Industry Experts Share Insights on Improving Behavioral Health and Physical Health Integration 

Group Of Medical Staff Meeting Around Table In Hospital to Discuss Healthcare Integration

The ongoing mental health and substance use crises persist with little clinical progress. Financial incentives tied to value-based care are essential to address this issue. With the prevalence of mental health conditions increasing 30-50% since 2020, the time is now to improve healthcare integration and align physical and mental health resources, including substance use disorder.  

Recognizing this imperative, Bamboo Health’s Chief Clinical Officer Nishi Rawat led healthcare executives in a discussion about the path forward for greater integration between physical and behavioral healthcare. The panel titled ‘Bridging the Gap: Improving Behavioral Health and Physical Health Integration’ combined expertise from Dr. Nishi Rawat, chief clinical officer at Bamboo Health, Dr. Lynn Simon, president of healthcare innovation and chief medical officer across community health systems, Dr. Virna Little, co-founder of Concert Health and Dr. Ravi Kavasery, deputy chief medical officer at Blue Shield California.   

The panel discussed key actionable insights, including the need for financial incentives to integrate physical and behavioral health and current challenges inhibiting whole person care. 

Financial Incentives Hold Key to Solving Access Issues 

Payment parity is necessary to fix broken models and address access issues. Without payment parity, it is challenging to consider how to expand access for both behavioral and physical health needs. Reimbursement rates must also change to incentivize healthcare providers – assessments can’t be reimbursed due to hospital billing systems, and reimbursement rates, in general, are low.  

As an alternative to the current reimbursement challenges, value-based care models may help provide improvements to both clinical and financial outcomes (according to Dr. Simon), although there still may be barriers to success (e.g. access). Dr. Rawat emphasized several implementation challenges: 

  • The imbalanced relationship between payers and behavioral healthcare providers, specifically disparities in reimbursement
  • Lack of in-network care (¾ of members blame their insurer when they can’t access care)
  • Lack of objective and systematic quality measures
  • Lack of useful technology (not even interoperability and data exchange)
  • Lack of clinician readiness as a result. 

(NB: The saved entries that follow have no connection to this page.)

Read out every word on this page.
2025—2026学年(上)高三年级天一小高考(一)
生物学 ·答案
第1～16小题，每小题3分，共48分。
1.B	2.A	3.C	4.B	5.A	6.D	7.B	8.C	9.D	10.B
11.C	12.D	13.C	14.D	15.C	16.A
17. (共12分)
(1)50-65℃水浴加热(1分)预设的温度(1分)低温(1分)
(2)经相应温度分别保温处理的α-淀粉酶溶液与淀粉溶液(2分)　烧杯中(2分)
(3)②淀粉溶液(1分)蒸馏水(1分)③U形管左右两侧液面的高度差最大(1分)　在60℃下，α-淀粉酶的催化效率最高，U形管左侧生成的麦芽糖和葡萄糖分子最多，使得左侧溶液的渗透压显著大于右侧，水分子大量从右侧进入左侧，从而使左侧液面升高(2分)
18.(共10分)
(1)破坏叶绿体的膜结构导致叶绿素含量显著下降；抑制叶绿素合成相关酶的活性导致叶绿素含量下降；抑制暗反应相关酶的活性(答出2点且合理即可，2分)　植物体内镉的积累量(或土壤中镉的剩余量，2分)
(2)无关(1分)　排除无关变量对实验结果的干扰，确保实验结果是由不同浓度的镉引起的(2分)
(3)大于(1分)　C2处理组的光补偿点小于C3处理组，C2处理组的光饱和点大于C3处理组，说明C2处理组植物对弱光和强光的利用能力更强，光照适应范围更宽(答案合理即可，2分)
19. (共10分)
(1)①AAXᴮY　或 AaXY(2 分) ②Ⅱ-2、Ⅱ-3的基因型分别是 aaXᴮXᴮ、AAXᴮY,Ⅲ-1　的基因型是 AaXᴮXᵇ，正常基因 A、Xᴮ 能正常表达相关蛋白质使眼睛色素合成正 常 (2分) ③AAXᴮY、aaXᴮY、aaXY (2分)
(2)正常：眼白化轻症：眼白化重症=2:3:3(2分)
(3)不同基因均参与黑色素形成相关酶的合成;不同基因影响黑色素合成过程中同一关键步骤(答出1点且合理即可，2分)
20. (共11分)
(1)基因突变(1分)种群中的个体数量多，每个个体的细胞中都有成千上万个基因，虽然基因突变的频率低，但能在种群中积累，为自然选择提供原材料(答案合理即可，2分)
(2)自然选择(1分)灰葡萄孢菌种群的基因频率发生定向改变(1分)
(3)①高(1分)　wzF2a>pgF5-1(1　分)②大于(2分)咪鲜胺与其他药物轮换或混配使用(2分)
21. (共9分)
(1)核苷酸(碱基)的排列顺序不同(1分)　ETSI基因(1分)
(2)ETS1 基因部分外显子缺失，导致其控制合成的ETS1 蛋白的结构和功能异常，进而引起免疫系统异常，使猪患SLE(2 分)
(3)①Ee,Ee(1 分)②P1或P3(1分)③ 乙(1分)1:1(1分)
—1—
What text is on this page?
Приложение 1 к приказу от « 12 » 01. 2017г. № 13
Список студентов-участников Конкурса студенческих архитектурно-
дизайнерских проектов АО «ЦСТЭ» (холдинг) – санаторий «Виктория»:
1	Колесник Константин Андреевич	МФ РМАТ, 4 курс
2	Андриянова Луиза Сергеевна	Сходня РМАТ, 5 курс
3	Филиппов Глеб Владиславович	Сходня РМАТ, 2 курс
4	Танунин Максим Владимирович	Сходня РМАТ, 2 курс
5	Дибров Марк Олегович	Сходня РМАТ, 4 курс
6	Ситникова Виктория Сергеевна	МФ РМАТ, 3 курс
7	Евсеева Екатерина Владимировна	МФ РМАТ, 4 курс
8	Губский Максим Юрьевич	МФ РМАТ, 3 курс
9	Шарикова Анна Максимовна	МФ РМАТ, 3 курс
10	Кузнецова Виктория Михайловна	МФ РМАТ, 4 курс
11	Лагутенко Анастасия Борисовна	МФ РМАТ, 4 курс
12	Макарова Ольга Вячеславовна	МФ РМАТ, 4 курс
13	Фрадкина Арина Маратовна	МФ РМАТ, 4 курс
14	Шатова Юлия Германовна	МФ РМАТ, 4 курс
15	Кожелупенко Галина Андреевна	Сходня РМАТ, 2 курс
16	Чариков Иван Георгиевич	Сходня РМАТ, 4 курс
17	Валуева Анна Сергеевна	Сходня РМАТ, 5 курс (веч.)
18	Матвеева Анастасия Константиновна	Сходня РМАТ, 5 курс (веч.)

Whole Person Care Remains a Hot Topic for Integration 

If physical health and behavioral health are not better integrated, mental health and SUD care will continue to fall by the wayside. This means that emergency departments will also continue to face the burden. Each of the panelists offered several definitions and factors when we refer to ‘integration’: 

  • “Collaboration and communication, specifically as it relates to coordinating care among providers. For us, we’re working on the primary care side to support our PCPs with access to behavioral health providers (remotely). But we are also tackling the issue on the acute side with assessment and placement support – this isn’t quite as integrated but the focus is attempting to deal with the challenges of overwhelmed emergency departments and help with care coordination and follow-up.” – Dr. Simon 
  • “We need to better define integration and its core components. Shared training, a shared care plan and shared accountability for physical and behavioral health providers.” – Dr. Little  
  • “Integrated care is about managing every touch point where a patient touches the ecosystem of care delivery and using it as an opportunity to coordinate and provide care across the entire spectrum of behavioral, physical and mental needs.” – Dr. Kavasery  

Implementation of better integration can also be challenging with fewer staff. Dr. Kavasery suggested one training opportunity for dealing with fewer staff would be to widen the means of access for people to become healthcare providers. Additionally, he recommended offering training in evidence-based therapies like Cognitive Behavioral Therapy (CBT) and Dialectical Behavioral Therapy (DBT) to help address staffing shortages in behavioral health and expand expertise. Training individuals in a more collaborative model can enhance both accountability and measurability. 

Hospitals and Emergency Departments Face Burden 

It’s impossible to discuss integration without acknowledging the need to solve ED overwhelm. EDs are overwhelmed with lack of staff and patients experiencing wide-ranging behavioral issues that may require more longitudinal care. Dr. Little shared a recent anecdote of a patient with suicide risk who was in the ED for two weeks. Although the hospital provided some level of care, Dr. Little noted that this person could have benefitted from the support of community health and primary care resources. However, that access was not available.  

To minimize these downstream effects in the EDs, it’s essential to enhance support for primary care and community health providers by adjusting reimbursement rates and incentivizing care. Health systems, payers and behavioral health providers must collaborate now to make these necessary payment changes possible. Without change, EDs will continue to experience overwhelm and provider burnout, leading to less access to care, and ultimately, higher suicide risk and prevalence of untreated mental and physical health conditions. We cannot afford to continue waiting.